A mass of 20 kg on a plane inclined at 40 degrees. A string attached to that mass goes up the plane, passed over a pullley and is attached to mass of 30 kg that hangs verticalyy. a) find the acceleration and it's dirction b) the tension in the string. Assume no friction.
I first drew the picture.

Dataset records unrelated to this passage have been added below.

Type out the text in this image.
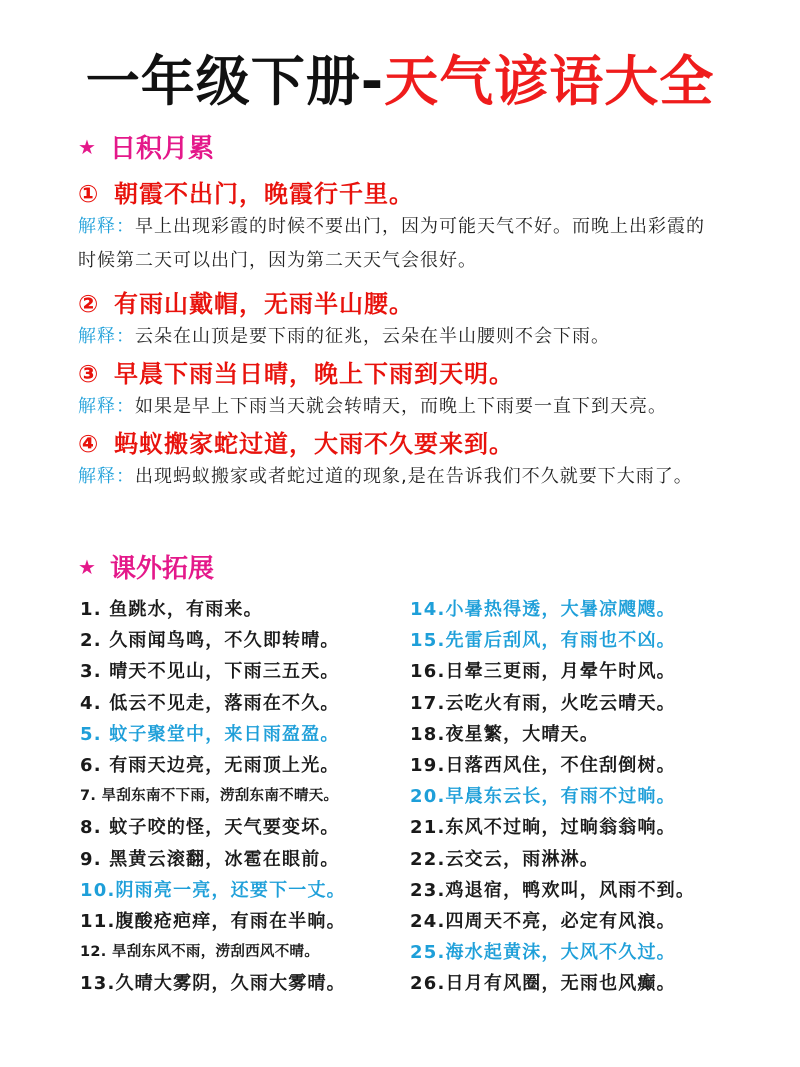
一年级下册-天气谚语大全
★ 日积月累
① 朝霞不出门，晚霞行千里。
解释：早上出现彩霞的时候不要出门，因为可能天气不好。而晚上出彩霞的时候第二天可以出门，因为第二天天气会很好。
② 有雨山戴帽，无雨半山腰。
解释：云朵在山顶是要下雨的征兆，云朵在半山腰则不会下雨。
③ 早晨下雨当日晴，晚上下雨到天明。
解释：如果是早上下雨当天就会转晴天，而晚上下雨要一直下到天亮。
④ 蚂蚁搬家蛇过道，大雨不久要来到。
解释：出现蚂蚁搬家或者蛇过道的现象,是在告诉我们不久就要下大雨了。
★ 课外拓展
1. 鱼跳水，有雨来。
2. 久雨闻鸟鸣，不久即转晴。
3. 晴天不见山，下雨三五天。
4. 低云不见走，落雨在不久。
5. 蚊子聚堂中，来日雨盈盈。
6. 有雨天边亮，无雨顶上光。
7. 旱刮东南不下雨，涝刮东南不晴天。
8. 蚊子咬的怪，天气要变坏。
9. 黑黄云滚翻，冰雹在眼前。
10.阴雨亮一亮，还要下一丈。
11.腹酸疮疤痒，有雨在半晌。
12. 旱刮东风不雨，涝刮西风不晴。
13.久晴大雾阴，久雨大雾晴。
14.小暑热得透，大暑凉飕飕。
15.先雷后刮风，有雨也不凶。
16.日晕三更雨，月晕午时风。
17.云吃火有雨，火吃云晴天。
18.夜星繁，大晴天。
19.日落西风住，不住刮倒树。
20.早晨东云长，有雨不过晌。
21.东风不过晌，过晌翁翁响。
22.云交云，雨淋淋。
23.鸡退宿，鸭欢叫，风雨不到。
24.四周天不亮，必定有风浪。
25.海水起黄沫，大风不久过。
26.日月有风圈，无雨也风癫。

How would I find the equation since F=ma doesn't include everything?
F=ma (combined with Newton's third law) give you all you need to solve this problem.
The force on the hanging mass in the downward direction is:
F2 = m2 * g - T
where m2 = 30 kg
The force on the other mass in the direction parallel to the plane in which the string is pulling is:
F1 = -m1 * g sin(40°) + T
where m1 = 20 kg
Begause the string is assumed to be of fixed length the acceleration of mass 1 in the direction the string is pulling must be the same as the acceleration of mass 2 in the downward direction.
This means that:
F1/m1 = F2/m2
To find the acceleration (a) and its direction, we can set up a force equation using the equations mentioned above:
F1/m1 = F2/m2
Substituting the expressions for F1 and F2:
(-m1 * g sin(40°) + T)/m1 = (m2 * g - T)/m2
Simplifying and rearranging the equation:
-m1 * g sin(40°) + T = (m2 * g - T) * (m1/m2)
Expanding the right side of the equation:
-m1 * g sin(40°) + T = (m1 * g * (m2/m2)) - (T * (m1/m2))
Simplifying further:
-m1 * g sin(40°) + T = m1 * g - T * (m1/m2)
Rearranging and combining like terms:
2T = m1 * g - m1 * g sin(40°)
2T = m1 * g (1 - sin(40°))
T = (m1 * g (1 -sin(40°)))/2
Using the given values, m1 = 20 kg and g is the acceleration due to gravity (9.8 m/s^2):
T = (20 kg * 9.8 m/s^2 * (1 - sin(40°)))/2
Now, we can calculate T to find the tension in the string.